On Sunday 08 September 2002 07:28 pm, pfnguyen wrote:> Hi, > > I recently installed shorewall and perused the documentation... I have > a situation that is similar to FAQ #14, where I have a "modem" connected > to the external interface of my firewall and it has an RFC1918 address. > > Anyhow, I have only a single external IP as it stands currently, so I > specify masquerading for my entire internal net to my static IP. So, > when I try to ping my modem from my internal network, the addresses get > translated, and then the modem never seems to respond (or the responses > go off into the ether, according to tcpdump). > > My current fix for this is to specify eth0:10.0.0.1 192.168.100.0/24 > 10.0.0.2 in the shorewall masq file... This is rather unclean, IMO, and > I was wondering if there is a more elegant solution, whereby I can just > simply request that packets addressed to the 10.0.0.0/8 network do not > get translated. I have tried specifying eth0:!10.0.0.0/8 in the masq > file, but thus far, no luck. >Note: This response takes into consideration additional information supply by the original poster in subsequent posts.
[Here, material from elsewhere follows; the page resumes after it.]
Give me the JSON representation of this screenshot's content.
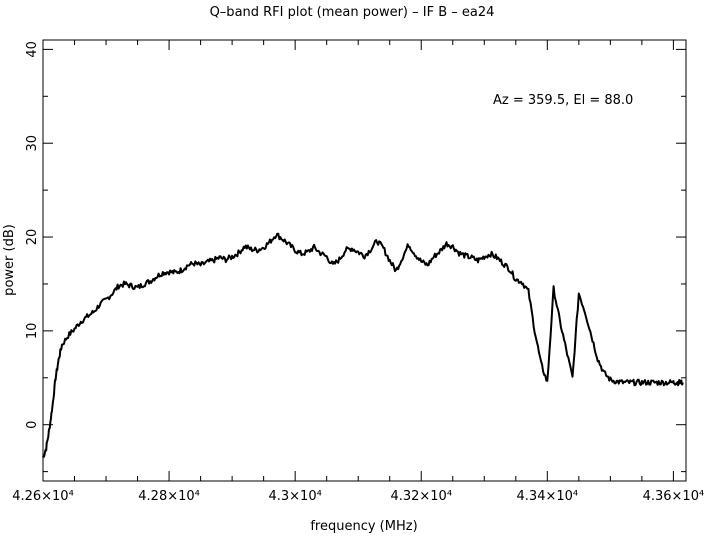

To not masquerade to 10.0.0.1, simply replace your MASQ/SNAT rule with: eth0:!10.0.0.1 192.168.100.0/24 [ <external.ip> ] I don''t think that will do you any good though since if your stupid Alcatel can''t route to your external IP, it probably can''t route to 192.168.100.0/24 either.... -Tom -- Tom Eastep \ Shorewall - iptables made easy AIM: tmeastep \ http://www.shorewall.net ICQ: #60745924 \ teastep@shorewall.net
Perry F. Nguyen
2002-Sep-11 23:21 UTC
[Shorewall-users] Specifying no masq for destinations
> To not masquerade to 10.0.0.1, simply replace your MASQ/SNAT > rule with: > > eth0:!10.0.0.1 192.168.100.0/24 [ <external.ip> ] > > I don''t think that will do you any good though since if your > stupid Alcatel > can''t route to your external IP, it probably can''t route to > 192.168.100.0/24 > either.... > > -TomDoh! You bring up a good point, I''d totally forgotten about that *slap self*--I wonder how I had it working in my old setup with ipchains... Oh well, that box is gone now can''t look at it. I guess I''ll just leave the NAT in place for my internal net to the modem, cleaner than defining a default route on it. Thanks for the answer.